Steven Soderbergh’s latest film, “Let Them All Talk,” is filled with several not-insignificant pleasures, starting with Meryl Streep as a slightly superior and self-absorbed, Pulitzer-winning author named Alice. On her way from the United States to England aboard the Queen Mary 2 – whose nautical elegance Soderbergh films lovingly, almost like a silent character – Alice is set to receive another award, as she spends the two-week trip working (theoretically) on a new book.

Also on board, secretly: Alice’s literary agent Karen (Gemma Chan), who hopes that the mysterious work-in-progress will be a sequel to the Pulitzer book, although Alice considers that commercial hit less worthy than the rest of her more abstruse oeuvre. Alice’s nephew, Tyler (Lucas Hedges), who has become something of a surrogate son to Alice because of his troubled home life, has been enlisted by Karen to spy on his aunt and find out what she’s writing about. At the same time, Alice has also invited her two oldest friends: Susan (Dianne Wiest) and Roberta (Candice Bergen), the latter of whom served as unauthorized inspiration for a character in the Pulitzer novel – a betrayal that is said to have ruined Roberta’s life, and for which Alice seeks to build a bridge, if not gain redemption.

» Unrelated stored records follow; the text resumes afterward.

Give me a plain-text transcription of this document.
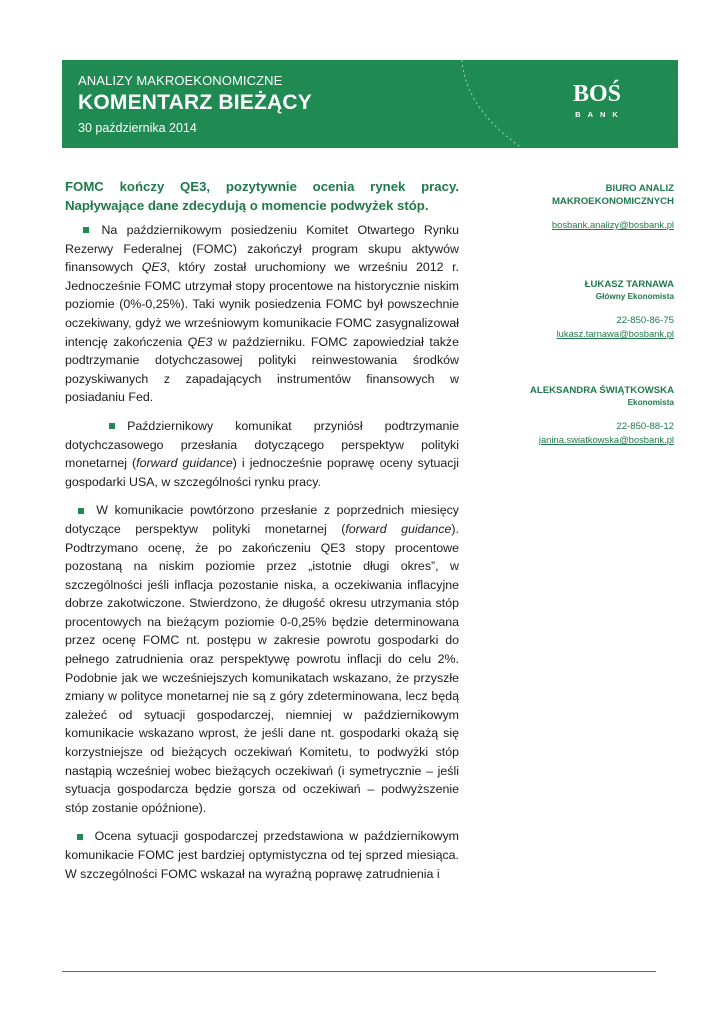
ANALIZY MAKROEKONOMICZNE
KOMENTARZ BIEŻĄCY
30 października 2014
BOŚ
BANK

FOMC kończy QE3, pozytywnie ocenia rynek pracy. Napływające dane zdecydują o momencie podwyżek stóp.

Na październikowym posiedzeniu Komitet Otwartego Rynku Rezerwy Federalnej (FOMC) zakończył program skupu aktywów finansowych QE3, który został uruchomiony we wrześniu 2012 r. Jednocześnie FOMC utrzymał stopy procentowe na historycznie niskim poziomie (0%-0,25%). Taki wynik posiedzenia FOMC był powszechnie oczekiwany, gdyż we wrześniowym komunikacie FOMC zasygnalizował intencję zakończenia QE3 w październiku. FOMC zapowiedział także podtrzymanie dotychczasowej polityki reinwestowania środków pozyskiwanych z zapadających instrumentów finansowych w posiadaniu Fed.

Październikowy komunikat przyniósł podtrzymanie dotychczasowego przesłania dotyczącego perspektyw polityki monetarnej (forward guidance) i jednocześnie poprawę oceny sytuacji gospodarki USA, w szczególności rynku pracy.

W komunikacie powtórzono przesłanie z poprzednich miesięcy dotyczące perspektyw polityki monetarnej (forward guidance). Podtrzymano ocenę, że po zakończeniu QE3 stopy procentowe pozostaną na niskim poziomie przez „istotnie długi okres”, w szczególności jeśli inflacja pozostanie niska, a oczekiwania inflacyjne dobrze zakotwiczone. Stwierdzono, że długość okresu utrzymania stóp procentowych na bieżącym poziomie 0-0,25% będzie determinowana przez ocenę FOMC nt. postępu w zakresie powrotu gospodarki do pełnego zatrudnienia oraz perspektywę powrotu inflacji do celu 2%. Podobnie jak we wcześniejszych komunikatach wskazano, że przyszłe zmiany w polityce monetarnej nie są z góry zdeterminowana, lecz będą zależeć od sytuacji gospodarczej, niemniej w październikowym komunikacie wskazano wprost, że jeśli dane nt. gospodarki okażą się korzystniejsze od bieżących oczekiwań Komitetu, to podwyżki stóp nastąpią wcześniej wobec bieżących oczekiwań (i symetrycznie – jeśli sytuacja gospodarcza będzie gorsza od oczekiwań – podwyższenie stóp zostanie opóźnione).

Ocena sytuacji gospodarczej przedstawiona w październikowym komunikacie FOMC jest bardziej optymistyczna od tej sprzed miesiąca. W szczególności FOMC wskazał na wyraźną poprawę zatrudnienia i

BIURO ANALIZ
MAKROEKONOMICZNYCH
bosbank.analizy@bosbank.pl
ŁUKASZ TARNAWA
Główny Ekonomista
22-850-86-75
lukasz.tarnawa@bosbank.pl
ALEKSANDRA ŚWIĄTKOWSKA
Ekonomista
22-850-88-12
janina.swiatkowska@bosbank.pl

The screenplay – which chews satisfyingly on themes of female friendship, creativity and appropriation, and the generation gap – is credited to short-story writer Deborah Eisenberg, although the dialogue, reportedly, was largely improvised. If this is not a recipe for a dish for cinephiles to savor, I don’t know what is.

The question is: Is it a meal?

From left, Dianne Wiest, Lucas Hedges, Meryl Streep and Candice Bergen in “Let Them All Talk.” Peter Andrews/HBO

Although Streep is, ostensibly, the icy, almost imperious center of this web of congealing connections, the ever-generous actress doesn’t hog the spotlight; Bergen and Wiest are an equal joy to watch, not just in Roberta and Susan’s sometimes prickly interactions, over meals, with their old pal, but in their new friendship with a fellow passenger (Dan Algrant), a popular author of best-selling mysteries. Hedges and Chan, whose characters negotiate an abortive and one-sided flirtation, are excellent as well. (In some ways, it’s Tyler who provides the glue in this loose, exceedingly shaggy dog of a story; Susan also recruits the young man to find out what he can about a shoelace salesman she’s been hitting up in the bar. This makes for a narrative that feels somewhat off-center at times.)

That said, “Let Them All Talk” has heft, if not heavy meaning, and it leaves a lot hanging. There’s talk at one point about how the Queen Mary 2 must be referred to as a ship – a vessel of substance – and not a boat, and how the trans-Atlantic journey it takes is a crossing, not a cruise. Words matter, in this literary yarn about a writer who, by her own admission, can fuss over single a turn of phrase for a week.

By that measure, “Let Them All Talk” – which wanders, scenically, more than it arrives at a destination – feels closer to a pleasure cruise than a crossing. It takes us someplace, yes, but the trip is just this side of transporting.